Medienpreisträger 2013

In der indischen Öffentlichkeit, bei internationalen Beobachtern und Kollegen vor Ort genießt Tongam Rina einen exzellenten Ruf, der sich sowohl auf ihre journalistische Arbeit als auch auf ihre persönliche Integrität gründet.

Zwar wird die Pressefreiheit in Indien von der Verfassung garantiert, das Beispiel Tongam Rina zeigt jedoch die akute Gefährdung kritischer Journalisten im Land: als Reporterin der "Arunachal Times" im Bundesstaat Arunachal Pradesh berichtet sie über Korruption innerhalb lokaler Behörden bei der Verteilung von Nahrungsmitteln, den fragwürdigen Bau von Staudämmen, Umweltskandale, militärische Operationen der extremistischen NSCN sowie die Situation von Frauen in Indien.

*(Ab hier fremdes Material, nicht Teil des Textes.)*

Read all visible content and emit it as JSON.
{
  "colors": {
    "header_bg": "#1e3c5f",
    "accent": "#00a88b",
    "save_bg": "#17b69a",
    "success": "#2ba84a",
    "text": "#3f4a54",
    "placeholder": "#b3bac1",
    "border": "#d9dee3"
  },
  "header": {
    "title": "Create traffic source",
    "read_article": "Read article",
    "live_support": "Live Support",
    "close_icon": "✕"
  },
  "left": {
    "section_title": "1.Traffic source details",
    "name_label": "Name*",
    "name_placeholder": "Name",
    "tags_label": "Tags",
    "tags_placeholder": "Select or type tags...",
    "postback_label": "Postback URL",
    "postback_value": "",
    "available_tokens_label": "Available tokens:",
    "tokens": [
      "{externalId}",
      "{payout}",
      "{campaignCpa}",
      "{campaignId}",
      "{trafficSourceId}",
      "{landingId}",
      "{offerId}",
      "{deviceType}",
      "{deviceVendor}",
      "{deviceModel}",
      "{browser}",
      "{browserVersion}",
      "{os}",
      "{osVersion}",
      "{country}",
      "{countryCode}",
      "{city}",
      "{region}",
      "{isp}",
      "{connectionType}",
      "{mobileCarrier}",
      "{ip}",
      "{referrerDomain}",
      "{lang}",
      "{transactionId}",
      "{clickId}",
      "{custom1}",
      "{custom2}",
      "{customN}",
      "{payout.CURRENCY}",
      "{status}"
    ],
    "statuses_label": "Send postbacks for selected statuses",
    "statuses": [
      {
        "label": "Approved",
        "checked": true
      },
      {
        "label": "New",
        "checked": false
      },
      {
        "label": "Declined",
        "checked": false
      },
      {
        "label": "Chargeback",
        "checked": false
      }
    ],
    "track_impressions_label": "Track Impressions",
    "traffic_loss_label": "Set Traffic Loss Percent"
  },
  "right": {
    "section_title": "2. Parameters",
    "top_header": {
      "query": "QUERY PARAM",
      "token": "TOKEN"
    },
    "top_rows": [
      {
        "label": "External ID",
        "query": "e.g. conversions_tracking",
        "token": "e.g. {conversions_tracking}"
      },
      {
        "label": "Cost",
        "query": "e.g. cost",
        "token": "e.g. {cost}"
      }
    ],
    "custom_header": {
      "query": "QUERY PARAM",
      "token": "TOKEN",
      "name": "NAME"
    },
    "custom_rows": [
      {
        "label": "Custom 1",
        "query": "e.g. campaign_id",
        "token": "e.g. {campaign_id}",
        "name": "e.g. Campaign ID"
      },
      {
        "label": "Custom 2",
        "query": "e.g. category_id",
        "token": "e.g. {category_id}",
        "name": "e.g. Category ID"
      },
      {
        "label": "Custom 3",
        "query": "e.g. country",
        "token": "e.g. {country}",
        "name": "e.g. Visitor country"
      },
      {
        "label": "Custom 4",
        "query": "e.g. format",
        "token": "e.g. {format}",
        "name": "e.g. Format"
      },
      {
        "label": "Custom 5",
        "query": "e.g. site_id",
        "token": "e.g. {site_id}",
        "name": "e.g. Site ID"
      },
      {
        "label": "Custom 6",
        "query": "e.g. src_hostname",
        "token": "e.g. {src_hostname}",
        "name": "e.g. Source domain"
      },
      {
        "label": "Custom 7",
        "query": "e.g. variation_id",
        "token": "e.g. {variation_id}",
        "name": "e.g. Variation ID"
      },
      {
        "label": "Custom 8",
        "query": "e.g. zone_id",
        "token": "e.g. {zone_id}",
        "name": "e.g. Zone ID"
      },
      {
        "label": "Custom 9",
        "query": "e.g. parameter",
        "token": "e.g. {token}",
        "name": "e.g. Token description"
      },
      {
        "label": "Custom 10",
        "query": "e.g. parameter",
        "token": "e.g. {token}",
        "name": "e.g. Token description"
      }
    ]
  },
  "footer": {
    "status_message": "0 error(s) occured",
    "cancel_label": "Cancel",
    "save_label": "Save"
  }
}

Am 15. Juli 2012 wurde Tongam Rina vor dem Redaktionsgebäude der Zeitung von Unbekannten niedergeschossen und erlitt lebensgefährliche Verletzungen. Derzeit ist Tongam Rina Gast der "Hamburger Stiftung für politisch Verfolgte" und will von Deutschland aus weiter recherchieren.

Brigitte Alfter (Dänemark) und Ides Debruyne (Belgien) sind Initiatoren des "Journalismfund.eu". Die 2008 gegründete Organisation fördert europäischen, kooperativen Recherchejournalismus durch Recherche-Stipendien sowie die "European Data Harvest Konferenz" für Daten- und Recherchejournalismus.

Alfter und Debruyne erkannten den Bedarf an gründlichen Recherchen zu europäischen Themen, bei deren Bearbeitung Journalisten nicht durch Ländergrenzen behindert werden sollten. Die Stipendien der Organisation ermöglichen es Journalisten, in multinationalen Rechercheteams zusammen zu arbeiten. Beispiele für länderübergreifende Themen sind Menschenhandel, Missbrauch von EU-Geldern oder auch illegaler Waffenhandel.

Brigitte Alfter war Brüssel-Korrespondentin der dänischen Zeitung "Dagbladet Information" und Gründungs-Mitglied des dänischen "Scoop-Projektes" zur Förderung von Recherchejournalismus vor allem in Osteuropa. Ides Debruyne ist Managing Director des "Journalismfund.eu" und lehrt Journalismus an der Universität Gent.

Link zu "Journalismfund.eu"

Jörg Armbruster als ARD-Korrespondent und Martin Durm als SWR-Hörfunkreporter haben das Risiko auf sich genommen, unabhängig und authentisch vom Leid der Menschen im Bürgerkriegsland Syrien zu berichten, das für Journalisten derzeit neben Somalia als eines der gefährlichsten Länder der Welt gilt. Die Arbeit der beiden Journalisten ist nicht hoch genug einzuschätzen, da aus Syrien oftmals nur dubioses Bildmaterial aus zweiter Hand vorliegt, das auch manipuliert sein könnte.

Bei einer gemeinsamen Recherchereise für einen Dokumentarfilm im März 2013 gerieten sie in der umkämpften syrischen Metropole Aleppo in einen Hinterhalt. Armbruster wurde dabei schwer verletzt. "Unter Lebensgefahr berichten oder nicht? Dieses Dilemma ist in der Krisenberichterstattung unauflösbar", schreibt der NDR in einem ZAPP-Beitrag vom Juli 2012. Einerseits braucht die Gesellschaft verlässliche Informationen und Bilder über die Krise in Syrien, andererseits sollten sich die Reporter so gut wie möglich absichern.